At approximately 9:00 am, Timothy McVeigh shut the door on a rented truck and walked away. When the clock in the nursery school at the Alfred P. Murrah Federal Building read 9:02, his hatred tore a gaping wound in our national conscience and forever changed us all. At least, it should have.
It didn’t take long – about as long as was needed to prove it wasn’t really an Arabic person that set off the bomb – for the apologists to begin clamoring. It wasn’t really McVeigh’s fault, they claimed. His cold-blooded murder was the direct result of and response to over-reaching government that had become criminal at Ruby Ridge (click here )and Waco ( click here ). It was, they claimed, like everything else wrong with the world, Bill Clinton’s fault ( click here ).
It’s the same hatred that motivated Eric Rudolph to build and explode four bombs in Georgia and Alabama ( ongoing coverage ). Two women’s clinic, a lesbian nightclub, and the Olympic games were Rudolph’s targets. An off duty police officer lost his life and a nurse lost her eye. Rudolph, like McVeigh, shows no regret but shrugs off the suffering he caused by saying the attack wasn’t personal.
The same is true for James Kopp ( click here ). He was found guilty of the sniper-style death of an abortion doctor in New York. His trial took place five years after he decided to kill someone because similar minded people agreed to grant him shelter and give him food. At least he never claimed it wasn’t personal.

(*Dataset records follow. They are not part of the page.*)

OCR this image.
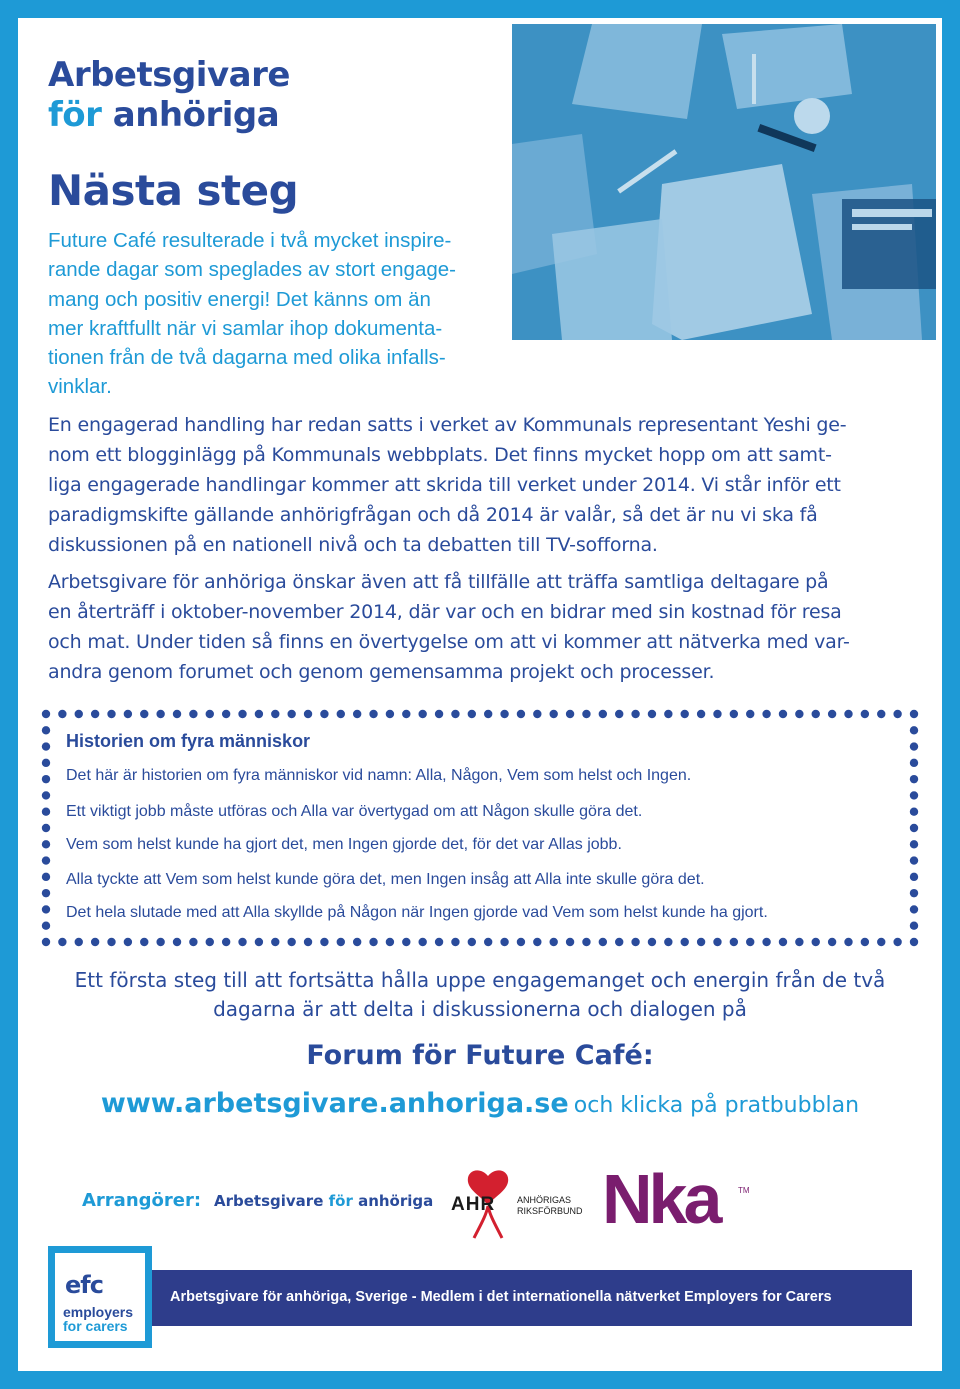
Arbetsgivare
för anhöriga
Nästa steg
Future Café resulterade i två mycket inspire-
rande dagar som speglades av stort engage-
mang och positiv energi! Det känns om än
mer kraftfullt när vi samlar ihop dokumenta-
tionen från de två dagarna med olika infalls-
vinklar.
En engagerad handling har redan satts i verket av Kommunals representant Yeshi ge-
nom ett blogginlägg på Kommunals webbplats. Det finns mycket hopp om att samt-
liga engagerade handlingar kommer att skrida till verket under 2014. Vi står inför ett
paradigmskifte gällande anhörigfrågan och då 2014 är valår, så det är nu vi ska få
diskussionen på en nationell nivå och ta debatten till TV-sofforna.
Arbetsgivare för anhöriga önskar även att få tillfälle att träffa samtliga deltagare på
en återträff i oktober-november 2014, där var och en bidrar med sin kostnad för resa
och mat. Under tiden så finns en övertygelse om att vi kommer att nätverka med var-
andra genom forumet och genom gemensamma projekt och processer.
Historien om fyra människor
Det här är historien om fyra människor vid namn: Alla, Någon, Vem som helst och Ingen.
Ett viktigt jobb måste utföras och Alla var övertygad om att Någon skulle göra det.
Vem som helst kunde ha gjort det, men Ingen gjorde det, för det var Allas jobb.
Alla tyckte att Vem som helst kunde göra det, men Ingen insåg att Alla inte skulle göra det.
Det hela slutade med att Alla skyllde på Någon när Ingen gjorde vad Vem som helst kunde ha gjort.
Ett första steg till att fortsätta hålla uppe engagemanget och energin från de två
dagarna är att delta i diskussionerna och dialogen på
Forum för Future Café:
www.arbetsgivare.anhoriga.se och klicka på pratbubblan
Arrangörer: Arbetsgivare för anhöriga AHR ANHÖRIGAS
RIKSFÖRBUND Nka TM
efc
employers
for carers
Arbetsgivare för anhöriga, Sverige - Medlem i det internationella nätverket Employers for Carers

Of course, it wasn’t Clinton’s fault and it wasn’t a rational and necessary act by a freedom fighter. It was a cowardly and despicable attack on the most defenseless citizens of this country. Even if the actions of the government at Ruby Ridge and Waco were criminal, nothing – nothing – excuses such terrorism. Adding to the blood of innocents with even more innocent blood is never a just way to make a point.
It is, however, the rational act of someone in whom a deep-seated hatred was bred. It didn’t occur naturally – hatred never does. It was taught and learned and mastered and passed along again. That hatred still has a palpable heartbeat today – ten years after it should have been snuffed out. Instead, it is now being preached by members of Congress.
Tom DeLay of Texas issued a thinly veiled warning against federal judges after they failed to rule in what he determined was the proper way ( click here ) in the Terri Schiavo case. His buddy, John Cornyn, then used the case to excuse those who take violent action against judges ( click here ). Only ten years ago, this was the rhetoric of the “lunatic fringe” and now it is so mainstream that we actually have people running for Congress on it as a legitimate issue.
DeLay and Cornyn are simply passing along the hatred that is ripping this country apart. It has to stop. It is wrong in every sense of the word. It is anti-American and it is anti-Christian – regardless of the claims that they are done in the best interest of the country and at the behest of a vengeful God. Honestly, isn’t this the exact claims made by Al Qaeda and Osama bin Laden?
If we are going to truly wage war against terrorism, then we must start at home. We must root out and destroy the hatred that is the core reason that terrorism exists. We must label acts of violence against innocent people as terrorism – no matter who acts and who is the victim. We must denounce those who speak words that even come close to legitimizing such senseless attacks.
One of my favorite prayers begins, “O Lord, make me an instrument of Thy peace.” President Bush should seize upon the opportunity to engage in a national day of prayer and lead us in that prayer. We are a country badly in need of healing, a people badly in need of someone to unite us.
It has been said, “If everyone lives by an eye for an eye and a tooth for a tooth, we will all be hungry and blind.” That is, of course, assuming that anyone is left alive.